垃圾(1/2)
杜蘅坐到炕前,傾了身看她:「娘娘,您還認得我嗎?」
衛皇后身不能動,口不能言,只能用一雙如噴火似的眼睛怒瞪著她。
假如視線可以殺人,她早已萬箭穿心。
「她這會神智不清呢。」蕭絕心下也是駭然。
衛皇后病成這副模樣,顯然不是一朝一夕之事,卻瞞得密不透風,竟連他事先都沒收到任何風聲!
杜蘅回過頭,看了看紫月:「娘娘這樣,有多久了?」
紫月低了頭不敢看她:「奴婢,只來了三天……」
「那麼,」杜蘅遂掃了一眼其餘幾位宮女:「你們誰知道?」
「奴婢,比紫月姐姐早來一天。」
「奴婢,是昨天才來的~」
杜蘅越聽面色越凝重。
合著衛皇后身邊,已連一個心腹都沒有,服侍得最久的也只有三五天。
蕭絕心下瞭然。
坤寧宮宮女大換血,目的就是不讓衛皇后病情外泄。那些憑空消失的宮女,十有七八已被秘密處死。
杜蘅低嘆一聲:「給她解穴吧。」
「你站我身後~」蕭絕先把杜蘅拉起來,這才給衛皇后解了穴。
哪知衛皇后一得自由,竟一把抱住蕭絕:「庭兒,你,你上哪兒去了!」
蕭絕身體一僵,條件反射地推開她:「娘娘,您認錯人了~」
衛皇后的力量奇大,他怕傷到她又不敢用力,這一下竟沒有推開。
幾個宮女相顧駭然,都被眼前詭異的一幕嚇得呆住,誰也不敢上前。
「別動!讓她抱著!」杜蘅反應過來,眼睛一亮。
「啊?」蕭絕驚喘一聲,怪叫道:「這,這……男女授受不親啊!」
「事急從權,皇上必不會怪罪於你……是吧?」杜蘅心下一驚,語氣也有些遲疑起來。
衛皇后已年過半百,眼下又是非常時刻,太康帝不是那迂腐冥頑之人,按理不會降罪。
可人心詭譎,傳揚了出去,難保有心之人拿來大做文章。
那些宮女哪裡敢答,個個跪伏在地上,連大氣都不敢出。
「若是能救皇后,舍了這條命也沒什麼……」蕭絕拉長了聲音。
紫月機靈一點,立刻道:「奴,奴婢,什麼也沒瞧見~」
另幾名宮女這時也反應過來,紛紛附和。
杜蘅這才知道他打的什麼算盤:「……」
「庭兒啊,庭兒!你為什麼這麼久不來看母后,母后想得你好苦!」衛皇后已然號啕大哭了起來。
「試著跟她說話~」杜蘅道。
「媳婦!」蕭絕苦著臉,以只兩個人聽得見的音量,極快速地壓低了聲音抱怨:「你這是賣夫求榮啊!」
杜蘅臉一紅,悄悄掐了他一把,以唇形低喝:別鬧!
蕭絕眼裡閃過一絲趣意的笑,反手握住衛皇后的肩,將她稍稍推離半臂之距,面不紅氣不喘地道:「母后,兒臣這不是去大理平亂了嘛!」
「大理?」衛皇后身子一哆嗦,動作遲鈍了起來。
顯見對大理很是敏感。
杜蘅怕她又陷入狂亂,忙插了一句:「恭喜娘娘,趙王大捷,如今已班師回朝了。
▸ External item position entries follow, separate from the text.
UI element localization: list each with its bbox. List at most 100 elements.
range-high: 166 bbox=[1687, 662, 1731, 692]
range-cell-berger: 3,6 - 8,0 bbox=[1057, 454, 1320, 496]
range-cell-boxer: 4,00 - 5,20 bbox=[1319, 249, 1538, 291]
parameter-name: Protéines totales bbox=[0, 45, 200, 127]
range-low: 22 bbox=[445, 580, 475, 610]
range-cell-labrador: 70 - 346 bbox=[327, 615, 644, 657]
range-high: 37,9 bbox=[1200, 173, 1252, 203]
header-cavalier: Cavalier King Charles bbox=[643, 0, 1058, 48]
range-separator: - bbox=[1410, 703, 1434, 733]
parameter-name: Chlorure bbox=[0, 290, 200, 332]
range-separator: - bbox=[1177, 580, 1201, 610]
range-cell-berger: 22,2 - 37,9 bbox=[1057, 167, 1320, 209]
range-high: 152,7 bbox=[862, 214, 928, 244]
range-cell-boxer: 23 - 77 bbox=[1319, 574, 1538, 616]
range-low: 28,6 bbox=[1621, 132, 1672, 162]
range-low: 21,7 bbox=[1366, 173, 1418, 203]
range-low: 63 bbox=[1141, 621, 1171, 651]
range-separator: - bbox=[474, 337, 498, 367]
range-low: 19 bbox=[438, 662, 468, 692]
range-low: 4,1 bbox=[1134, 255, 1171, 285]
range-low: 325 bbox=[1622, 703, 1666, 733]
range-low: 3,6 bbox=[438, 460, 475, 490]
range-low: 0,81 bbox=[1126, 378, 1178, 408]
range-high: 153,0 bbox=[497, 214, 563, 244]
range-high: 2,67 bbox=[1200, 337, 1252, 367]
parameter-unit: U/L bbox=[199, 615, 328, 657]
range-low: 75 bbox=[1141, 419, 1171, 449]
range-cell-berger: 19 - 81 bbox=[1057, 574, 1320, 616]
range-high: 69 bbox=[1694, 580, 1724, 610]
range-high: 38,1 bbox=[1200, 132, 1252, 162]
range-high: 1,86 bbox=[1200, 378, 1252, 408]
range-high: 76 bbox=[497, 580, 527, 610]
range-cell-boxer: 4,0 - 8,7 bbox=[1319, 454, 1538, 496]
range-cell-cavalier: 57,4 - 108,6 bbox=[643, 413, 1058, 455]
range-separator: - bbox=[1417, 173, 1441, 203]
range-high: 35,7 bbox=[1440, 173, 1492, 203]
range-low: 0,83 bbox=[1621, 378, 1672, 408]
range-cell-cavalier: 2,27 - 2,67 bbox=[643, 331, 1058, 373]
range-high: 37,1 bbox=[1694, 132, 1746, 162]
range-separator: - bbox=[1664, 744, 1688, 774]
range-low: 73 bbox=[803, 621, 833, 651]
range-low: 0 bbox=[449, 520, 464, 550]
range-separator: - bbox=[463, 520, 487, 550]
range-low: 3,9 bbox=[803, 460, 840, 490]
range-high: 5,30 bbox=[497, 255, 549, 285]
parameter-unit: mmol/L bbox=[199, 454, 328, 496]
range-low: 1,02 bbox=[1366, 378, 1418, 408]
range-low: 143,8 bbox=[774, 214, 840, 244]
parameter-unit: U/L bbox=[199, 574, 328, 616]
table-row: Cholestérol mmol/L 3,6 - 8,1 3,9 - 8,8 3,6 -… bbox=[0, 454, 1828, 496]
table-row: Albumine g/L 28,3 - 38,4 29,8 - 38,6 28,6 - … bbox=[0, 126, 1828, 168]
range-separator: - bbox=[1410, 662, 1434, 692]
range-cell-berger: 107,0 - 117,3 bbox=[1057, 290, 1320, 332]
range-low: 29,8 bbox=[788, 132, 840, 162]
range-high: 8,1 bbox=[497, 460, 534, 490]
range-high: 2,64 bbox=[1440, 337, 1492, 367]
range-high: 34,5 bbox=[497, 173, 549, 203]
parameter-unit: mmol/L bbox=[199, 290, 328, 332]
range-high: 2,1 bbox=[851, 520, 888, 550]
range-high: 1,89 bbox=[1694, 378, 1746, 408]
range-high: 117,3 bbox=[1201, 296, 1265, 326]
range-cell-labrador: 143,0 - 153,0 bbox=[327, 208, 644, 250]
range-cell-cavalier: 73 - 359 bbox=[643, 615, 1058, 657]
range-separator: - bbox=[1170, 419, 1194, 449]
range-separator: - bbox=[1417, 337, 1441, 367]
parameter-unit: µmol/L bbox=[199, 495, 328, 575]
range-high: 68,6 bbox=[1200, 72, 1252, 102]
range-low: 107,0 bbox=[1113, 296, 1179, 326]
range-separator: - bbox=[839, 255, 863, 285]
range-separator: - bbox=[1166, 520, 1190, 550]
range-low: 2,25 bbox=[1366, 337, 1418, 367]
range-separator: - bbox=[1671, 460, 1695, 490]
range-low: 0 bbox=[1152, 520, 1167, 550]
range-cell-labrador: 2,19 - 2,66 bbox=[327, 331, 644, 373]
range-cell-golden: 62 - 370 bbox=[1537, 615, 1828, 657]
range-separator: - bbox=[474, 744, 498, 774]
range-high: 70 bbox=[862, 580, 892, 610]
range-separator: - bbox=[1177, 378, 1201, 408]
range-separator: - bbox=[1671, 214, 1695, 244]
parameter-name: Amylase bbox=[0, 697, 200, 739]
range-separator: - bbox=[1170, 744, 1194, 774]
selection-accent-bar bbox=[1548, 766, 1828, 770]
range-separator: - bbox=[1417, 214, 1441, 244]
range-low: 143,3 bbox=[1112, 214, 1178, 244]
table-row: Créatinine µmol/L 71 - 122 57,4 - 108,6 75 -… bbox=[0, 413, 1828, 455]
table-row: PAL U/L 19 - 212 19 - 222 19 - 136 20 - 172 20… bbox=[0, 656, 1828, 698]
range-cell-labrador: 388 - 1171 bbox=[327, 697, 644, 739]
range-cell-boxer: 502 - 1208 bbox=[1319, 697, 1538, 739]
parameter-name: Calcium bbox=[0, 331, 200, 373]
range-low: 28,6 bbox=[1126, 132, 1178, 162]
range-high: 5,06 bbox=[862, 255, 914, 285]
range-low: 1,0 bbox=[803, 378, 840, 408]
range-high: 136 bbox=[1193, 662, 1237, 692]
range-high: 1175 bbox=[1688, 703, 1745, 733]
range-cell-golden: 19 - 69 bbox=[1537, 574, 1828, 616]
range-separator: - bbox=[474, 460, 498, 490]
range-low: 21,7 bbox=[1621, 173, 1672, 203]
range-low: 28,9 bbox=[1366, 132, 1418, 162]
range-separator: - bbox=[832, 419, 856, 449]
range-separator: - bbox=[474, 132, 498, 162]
」
「真的?」衛皇后驚疑不定。
蕭絕從善如流,立刻道:「當然是真的!兒臣平亂有功,父皇恩賞有加,特許兒臣夜探坤寧宮,母子團聚呢。」
衛皇后又驚又喜,拉了他的手上下打量:「你,受苦了!有沒有受傷?」
「兒臣英明神武,那些蠻子哪裡傷得我半分?」蕭絕拍著胸脯:「瞧,兒臣這不是好好的站在您面前了嗎?」
「回來就好,回來就好!母后以後再不許你上戰場了!」衛皇后伸手輕撫他的臉,喜極而泣。
蕭絕舌燦蓮花,一會功夫就哄得衛皇后心花怒放:「母后放心,兒臣哪也不去。」
她鬧了大半夜,本就極為倦怠,這時心神一松,慢慢眼一闔,睡了過去。
杜蘅這才有機會幫她扶脈,忙碌了半個時辰,施完金針淨了手,又要紫月拿了衛皇后之前飲用的方劑,細細研究。